A U.S. embassy cable on June 22, 2017, however, said "civilian deaths probably did not reach the figure of 3,000 used in some press reports." This number is similar to the initial 2,600 estimate the Chinese Red Cross gave on the morning of June 4, 2017, but later retracted.

Legacy

Any hope of political reform and liberalization in China was an added casualty of Tiananmen Square. The reformers within the party were sidelined, and any attempts at moving China's political system toward democracy have gone nowhere since 1989.

The Communist Party now values stability at all cost. The Chinese government has doubled down on domestic surveillance to quell any nascent movement before it has a chance to begin. This was the lesson it learned from Tiananmen Square.

The government embarked on growing the economy and fostering nationalism. An elaborate flag raising ceremony to boost patriotism performed by 36 uniformed guards at Tiananmen Square didn't exist until 1991.

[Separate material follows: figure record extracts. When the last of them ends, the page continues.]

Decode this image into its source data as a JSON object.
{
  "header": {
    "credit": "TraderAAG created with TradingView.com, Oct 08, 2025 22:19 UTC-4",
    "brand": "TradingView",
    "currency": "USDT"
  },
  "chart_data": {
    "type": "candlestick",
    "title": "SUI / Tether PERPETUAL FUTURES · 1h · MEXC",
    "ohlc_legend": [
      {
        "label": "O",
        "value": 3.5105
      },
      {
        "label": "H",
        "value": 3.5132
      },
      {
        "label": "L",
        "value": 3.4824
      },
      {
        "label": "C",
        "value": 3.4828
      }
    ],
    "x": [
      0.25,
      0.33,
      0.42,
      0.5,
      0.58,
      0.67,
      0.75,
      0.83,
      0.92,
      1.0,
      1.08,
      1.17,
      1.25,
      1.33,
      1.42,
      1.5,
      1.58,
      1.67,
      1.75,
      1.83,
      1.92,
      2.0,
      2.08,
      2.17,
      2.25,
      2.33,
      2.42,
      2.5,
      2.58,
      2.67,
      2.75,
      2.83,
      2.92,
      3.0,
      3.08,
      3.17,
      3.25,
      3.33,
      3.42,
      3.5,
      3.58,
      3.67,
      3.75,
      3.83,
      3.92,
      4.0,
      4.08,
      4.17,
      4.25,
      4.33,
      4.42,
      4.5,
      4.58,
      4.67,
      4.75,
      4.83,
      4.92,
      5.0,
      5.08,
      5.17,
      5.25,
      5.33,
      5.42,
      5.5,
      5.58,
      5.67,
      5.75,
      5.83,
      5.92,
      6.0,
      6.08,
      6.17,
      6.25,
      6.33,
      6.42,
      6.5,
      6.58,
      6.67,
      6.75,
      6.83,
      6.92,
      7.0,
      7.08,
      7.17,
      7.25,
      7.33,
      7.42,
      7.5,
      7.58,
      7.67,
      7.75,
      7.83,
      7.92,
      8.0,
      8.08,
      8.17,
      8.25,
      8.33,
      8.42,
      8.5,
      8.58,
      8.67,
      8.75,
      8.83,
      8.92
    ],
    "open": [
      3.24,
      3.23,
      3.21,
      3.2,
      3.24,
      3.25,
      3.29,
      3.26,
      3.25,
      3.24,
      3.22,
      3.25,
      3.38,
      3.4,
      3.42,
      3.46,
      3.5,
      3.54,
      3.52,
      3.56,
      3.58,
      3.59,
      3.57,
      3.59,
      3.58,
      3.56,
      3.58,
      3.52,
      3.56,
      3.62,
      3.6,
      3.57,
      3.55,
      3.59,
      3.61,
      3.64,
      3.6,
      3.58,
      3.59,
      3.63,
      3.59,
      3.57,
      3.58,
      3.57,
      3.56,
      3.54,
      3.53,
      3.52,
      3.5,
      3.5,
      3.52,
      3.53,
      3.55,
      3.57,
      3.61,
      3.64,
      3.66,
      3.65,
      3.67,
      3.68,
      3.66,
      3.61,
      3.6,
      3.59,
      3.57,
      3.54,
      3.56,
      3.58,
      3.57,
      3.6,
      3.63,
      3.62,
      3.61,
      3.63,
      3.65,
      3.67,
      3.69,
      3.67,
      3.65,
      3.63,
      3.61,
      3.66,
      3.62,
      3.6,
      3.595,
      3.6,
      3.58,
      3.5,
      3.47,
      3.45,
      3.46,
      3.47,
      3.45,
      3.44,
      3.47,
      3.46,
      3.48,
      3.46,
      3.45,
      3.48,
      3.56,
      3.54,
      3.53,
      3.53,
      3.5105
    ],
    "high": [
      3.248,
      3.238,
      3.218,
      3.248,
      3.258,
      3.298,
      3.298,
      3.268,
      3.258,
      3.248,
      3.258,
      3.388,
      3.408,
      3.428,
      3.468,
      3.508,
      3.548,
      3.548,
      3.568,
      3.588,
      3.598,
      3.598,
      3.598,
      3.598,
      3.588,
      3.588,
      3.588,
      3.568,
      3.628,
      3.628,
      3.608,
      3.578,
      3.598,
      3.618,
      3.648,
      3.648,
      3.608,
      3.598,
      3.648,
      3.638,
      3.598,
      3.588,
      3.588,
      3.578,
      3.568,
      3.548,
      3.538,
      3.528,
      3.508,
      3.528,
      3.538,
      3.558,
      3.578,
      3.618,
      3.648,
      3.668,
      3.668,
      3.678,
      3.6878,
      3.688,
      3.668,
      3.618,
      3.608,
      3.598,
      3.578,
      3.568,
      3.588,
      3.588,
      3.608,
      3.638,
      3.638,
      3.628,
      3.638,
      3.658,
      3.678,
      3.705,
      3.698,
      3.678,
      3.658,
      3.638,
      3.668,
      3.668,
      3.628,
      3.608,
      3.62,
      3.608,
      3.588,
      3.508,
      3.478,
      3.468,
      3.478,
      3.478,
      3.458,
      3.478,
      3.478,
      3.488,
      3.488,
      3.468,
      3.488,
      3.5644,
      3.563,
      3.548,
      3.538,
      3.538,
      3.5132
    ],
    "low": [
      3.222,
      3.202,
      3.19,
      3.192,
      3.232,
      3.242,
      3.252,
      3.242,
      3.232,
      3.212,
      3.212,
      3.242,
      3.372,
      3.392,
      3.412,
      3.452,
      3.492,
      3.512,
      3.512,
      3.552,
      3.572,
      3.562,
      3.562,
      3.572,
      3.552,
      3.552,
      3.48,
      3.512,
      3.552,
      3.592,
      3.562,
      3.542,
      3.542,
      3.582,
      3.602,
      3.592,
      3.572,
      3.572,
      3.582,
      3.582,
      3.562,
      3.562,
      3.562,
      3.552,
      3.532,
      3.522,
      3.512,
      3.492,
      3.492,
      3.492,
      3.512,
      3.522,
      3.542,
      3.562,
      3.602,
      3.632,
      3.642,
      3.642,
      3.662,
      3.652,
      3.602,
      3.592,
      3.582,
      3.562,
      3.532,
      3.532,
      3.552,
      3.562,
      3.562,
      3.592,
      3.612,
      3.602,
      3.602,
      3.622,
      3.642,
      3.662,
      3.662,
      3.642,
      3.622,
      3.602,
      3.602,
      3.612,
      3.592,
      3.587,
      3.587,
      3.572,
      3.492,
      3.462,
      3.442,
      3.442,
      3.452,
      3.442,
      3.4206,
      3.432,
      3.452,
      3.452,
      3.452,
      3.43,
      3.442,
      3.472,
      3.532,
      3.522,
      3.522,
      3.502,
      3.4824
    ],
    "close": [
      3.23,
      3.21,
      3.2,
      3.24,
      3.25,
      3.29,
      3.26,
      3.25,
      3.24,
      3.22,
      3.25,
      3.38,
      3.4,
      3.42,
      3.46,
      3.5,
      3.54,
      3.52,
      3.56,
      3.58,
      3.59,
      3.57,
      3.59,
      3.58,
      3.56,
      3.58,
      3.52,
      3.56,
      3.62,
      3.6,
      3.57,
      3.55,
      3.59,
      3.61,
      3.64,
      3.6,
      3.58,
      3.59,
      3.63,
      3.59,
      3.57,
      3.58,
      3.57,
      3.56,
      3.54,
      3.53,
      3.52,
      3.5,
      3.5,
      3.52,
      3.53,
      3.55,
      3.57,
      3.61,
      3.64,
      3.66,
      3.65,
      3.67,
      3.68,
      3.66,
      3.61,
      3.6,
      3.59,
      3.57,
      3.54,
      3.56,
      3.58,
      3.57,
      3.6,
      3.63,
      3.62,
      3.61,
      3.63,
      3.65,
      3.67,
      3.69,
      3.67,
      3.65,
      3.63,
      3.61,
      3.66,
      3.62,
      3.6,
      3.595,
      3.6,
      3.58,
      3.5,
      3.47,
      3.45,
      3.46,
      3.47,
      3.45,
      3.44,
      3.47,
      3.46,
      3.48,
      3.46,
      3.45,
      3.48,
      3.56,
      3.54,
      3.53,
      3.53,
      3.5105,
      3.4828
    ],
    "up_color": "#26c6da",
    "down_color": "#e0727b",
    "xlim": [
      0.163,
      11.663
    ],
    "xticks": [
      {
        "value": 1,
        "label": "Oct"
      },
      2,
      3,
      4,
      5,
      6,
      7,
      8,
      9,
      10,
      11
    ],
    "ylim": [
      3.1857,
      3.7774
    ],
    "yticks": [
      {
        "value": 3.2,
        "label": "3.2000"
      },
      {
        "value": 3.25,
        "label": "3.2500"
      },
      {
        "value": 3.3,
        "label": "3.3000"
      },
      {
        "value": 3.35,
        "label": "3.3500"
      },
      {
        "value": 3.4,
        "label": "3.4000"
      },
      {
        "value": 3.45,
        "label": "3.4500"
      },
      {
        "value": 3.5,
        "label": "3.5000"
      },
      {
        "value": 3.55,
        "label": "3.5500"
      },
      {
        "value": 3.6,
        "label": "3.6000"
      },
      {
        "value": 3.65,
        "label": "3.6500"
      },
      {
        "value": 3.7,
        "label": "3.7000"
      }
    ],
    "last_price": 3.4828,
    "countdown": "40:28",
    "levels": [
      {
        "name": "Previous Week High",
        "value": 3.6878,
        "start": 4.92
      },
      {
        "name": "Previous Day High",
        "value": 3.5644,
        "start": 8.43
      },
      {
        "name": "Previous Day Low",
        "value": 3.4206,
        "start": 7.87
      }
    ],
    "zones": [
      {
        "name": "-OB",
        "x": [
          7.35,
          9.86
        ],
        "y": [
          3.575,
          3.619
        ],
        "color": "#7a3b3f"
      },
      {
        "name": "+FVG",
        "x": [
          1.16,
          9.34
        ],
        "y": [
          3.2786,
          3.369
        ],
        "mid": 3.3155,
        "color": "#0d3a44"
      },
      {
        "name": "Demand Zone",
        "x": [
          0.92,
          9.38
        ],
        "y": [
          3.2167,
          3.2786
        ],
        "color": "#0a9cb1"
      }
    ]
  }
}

Today, Tiananmen Square is one of most heavily monitored locations in the world. Security cameras cover every inch of the square, and identification must be provided just to visit.

Hong Kong is the only territory on Chinese soil that still manages to commemorate the lives lost on the square with an annual vigil as well as the only museum dedicated to the event, which was just reopened earlier this year.

On the mainland, the Chinese government's generation-long censorship of the subject appears to have its intended effect.

In planning her book, "The People's Republic of Amnesia: Tiananmen Revisited," journalist Louisa Lim asked 100 students at four Beijing university campuses if they recognized the iconic photo of a man staring down a tank taken in the square on June 5, 1989.

Only 15 students could identify the picture. Some did not even know it was taken in China.